When our endometrium is stimulated by estrogen and progesterone, the production of prostaglandin is increased.  When the endometrium begins to shed or when mensing (bleeding) begins the actual break-down of the endometrium causes the release of prostaglandin (Lewis, Heitkemper, Dirksen, O'Brien, & Bucher, 2007, p. 1386).  The prostaglandin in our reproductive organs causes contractions and constriction of our uterus to expel the complete uterine lining.  In some women, the release and amount of prostaglandin can be very excessive causing the non-steroid hormone to travel to the bowel regions, at which point it causes contractions and constrictions of the bowels...which leads to the urge to have a bowel movement and/or painful, cramping bowel movements within 12-24 hours before the onset of your menses (bleeding).  In addition, this same excessive prostaglandin release is the cause of primary abdominal pain or discomfort (dysmenorrhea) associated with menstrual flow.

Other Symptoms
Other symptoms of excess prostaglandin release can include

  • lower abdominal pain that is sharp, radiating to your lower back and upper thighs
  • abdominal pain can be accompanied with nausea, diarrhea, loose stools, fatigue, headache, and light headedness (Lewis, Heitkemper, Dirksen, O'Brien, & Bucher, 2007, p. 1386).

How to Feel Better
I'm not sure there is much that can be done about the urgent, very painful, cramping bowel movements.  I just thought it would nice for you to know that those "horribly crampy, smelly bowl movements"  that you may experience between 12 hours and 2 days of your period starting...are not in your head and that there is a legit reason for them...NO REASON TO BE ASHAMED ;)  However, with regards to painful menstrual cramping you can use:
  • heat (apply to lower abdomen or back)
  • regular exercise (can reduce prostaglandin production),
  • proper nutritional habits,
  • avoiding constipation,
  • eliminating stress and fatigue, 
  • drug therapy( such as NSAIDs, Naproxen, Ibuprofen, etc..) - remember that these medications should be started at the first signs of bleeding, and continued for every 4-8 hours to maintain a sufficient amount of the drug in your system to minimize prostaglandin release (Lewis, Heitkemper, Dirksen, O'Brien, & Bucher, 2007, p. 1387).
  • lying down for a short period,
  • drinking hot beverages (herbal teas), and
  • taking warm tub baths.

Educate Yourself
Make sure to keep track of your menstrual symptoms and moods through out your cycle, with some sort of application (I've named a few in a previous post).  This way you can better prepare for rough days, and pick up changes or alterations that can be discussed with your health care providers.  The more aware you are of your body and its responses or lack thereof, the better prepared you can be to address the issue.

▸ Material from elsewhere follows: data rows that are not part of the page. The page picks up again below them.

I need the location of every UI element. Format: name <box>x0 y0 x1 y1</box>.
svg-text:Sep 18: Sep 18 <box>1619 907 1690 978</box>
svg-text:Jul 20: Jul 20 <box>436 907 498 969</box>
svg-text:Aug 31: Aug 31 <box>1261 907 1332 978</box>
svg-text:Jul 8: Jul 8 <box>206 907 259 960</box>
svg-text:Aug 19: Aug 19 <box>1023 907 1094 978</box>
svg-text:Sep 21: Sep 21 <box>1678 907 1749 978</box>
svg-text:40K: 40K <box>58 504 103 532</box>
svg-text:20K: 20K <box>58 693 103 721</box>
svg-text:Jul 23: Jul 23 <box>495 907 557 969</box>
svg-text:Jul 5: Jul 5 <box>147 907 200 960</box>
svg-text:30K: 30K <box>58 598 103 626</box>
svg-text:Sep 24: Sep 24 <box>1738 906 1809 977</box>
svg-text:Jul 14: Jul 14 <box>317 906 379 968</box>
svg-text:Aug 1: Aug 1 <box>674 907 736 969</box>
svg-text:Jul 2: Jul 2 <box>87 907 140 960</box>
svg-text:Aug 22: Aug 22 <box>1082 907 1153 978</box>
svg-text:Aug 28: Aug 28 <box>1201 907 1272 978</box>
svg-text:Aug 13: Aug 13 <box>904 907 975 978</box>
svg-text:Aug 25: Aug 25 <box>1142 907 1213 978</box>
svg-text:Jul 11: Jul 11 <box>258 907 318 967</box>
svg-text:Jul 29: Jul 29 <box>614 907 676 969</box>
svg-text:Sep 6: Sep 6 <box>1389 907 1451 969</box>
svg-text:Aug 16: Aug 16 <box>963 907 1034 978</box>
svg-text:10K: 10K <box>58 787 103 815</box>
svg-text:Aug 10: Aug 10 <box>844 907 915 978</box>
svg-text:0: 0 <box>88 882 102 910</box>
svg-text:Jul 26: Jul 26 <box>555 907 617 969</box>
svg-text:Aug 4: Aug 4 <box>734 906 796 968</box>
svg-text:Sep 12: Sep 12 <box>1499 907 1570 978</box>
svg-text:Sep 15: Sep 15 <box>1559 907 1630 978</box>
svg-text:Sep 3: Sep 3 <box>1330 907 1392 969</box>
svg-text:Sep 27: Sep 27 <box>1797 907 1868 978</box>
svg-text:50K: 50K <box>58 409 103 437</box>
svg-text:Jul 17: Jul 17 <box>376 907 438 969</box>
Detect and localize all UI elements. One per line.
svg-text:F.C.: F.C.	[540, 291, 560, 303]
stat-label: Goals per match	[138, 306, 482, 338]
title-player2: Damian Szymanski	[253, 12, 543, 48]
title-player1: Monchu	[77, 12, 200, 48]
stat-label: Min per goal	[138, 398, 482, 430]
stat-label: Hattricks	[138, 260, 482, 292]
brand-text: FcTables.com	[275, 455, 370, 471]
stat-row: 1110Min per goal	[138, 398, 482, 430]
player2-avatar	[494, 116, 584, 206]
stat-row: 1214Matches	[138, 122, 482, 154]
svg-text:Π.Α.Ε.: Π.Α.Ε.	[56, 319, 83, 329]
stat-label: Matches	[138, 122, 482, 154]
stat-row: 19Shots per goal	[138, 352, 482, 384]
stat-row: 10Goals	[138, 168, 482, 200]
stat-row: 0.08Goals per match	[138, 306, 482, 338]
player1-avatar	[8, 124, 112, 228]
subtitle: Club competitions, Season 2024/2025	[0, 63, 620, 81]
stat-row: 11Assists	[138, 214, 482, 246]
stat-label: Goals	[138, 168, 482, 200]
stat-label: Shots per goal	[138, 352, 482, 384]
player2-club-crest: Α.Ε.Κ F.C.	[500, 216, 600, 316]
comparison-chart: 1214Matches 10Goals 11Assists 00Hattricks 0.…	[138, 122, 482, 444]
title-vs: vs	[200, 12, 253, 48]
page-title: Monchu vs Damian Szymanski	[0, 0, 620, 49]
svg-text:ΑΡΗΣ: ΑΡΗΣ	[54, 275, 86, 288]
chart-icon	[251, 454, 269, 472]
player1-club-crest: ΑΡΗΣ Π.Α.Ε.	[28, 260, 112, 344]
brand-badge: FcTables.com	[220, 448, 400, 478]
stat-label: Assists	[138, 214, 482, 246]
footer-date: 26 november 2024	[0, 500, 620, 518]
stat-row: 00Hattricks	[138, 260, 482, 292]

I hope this post helps with deciphering between bowel issues related to Crohn's and  bowel issues related to menstruation.  I also hope this post resonates with someone...sometimes all it takes is one person to mention an issue for others to relate.  So, I hope this post is relatable ;)  Feel free to share and comment.  Until next time ;)

Lewis, S., Heitkemper, M., Dirksen, S., O'Brien, P., & Bucher, L. (2007). Medical Surgical Nursing Assessment and Management of Clinical Problems (Seventh ed.). St. Louis, Missouri, USA: Mosby Elsevier.

Shier, D., Butler, J., & Lewis, R. (2007). Hole's Human Anatomy & Physiology (11th ed.). Boston: McGraw-Hill.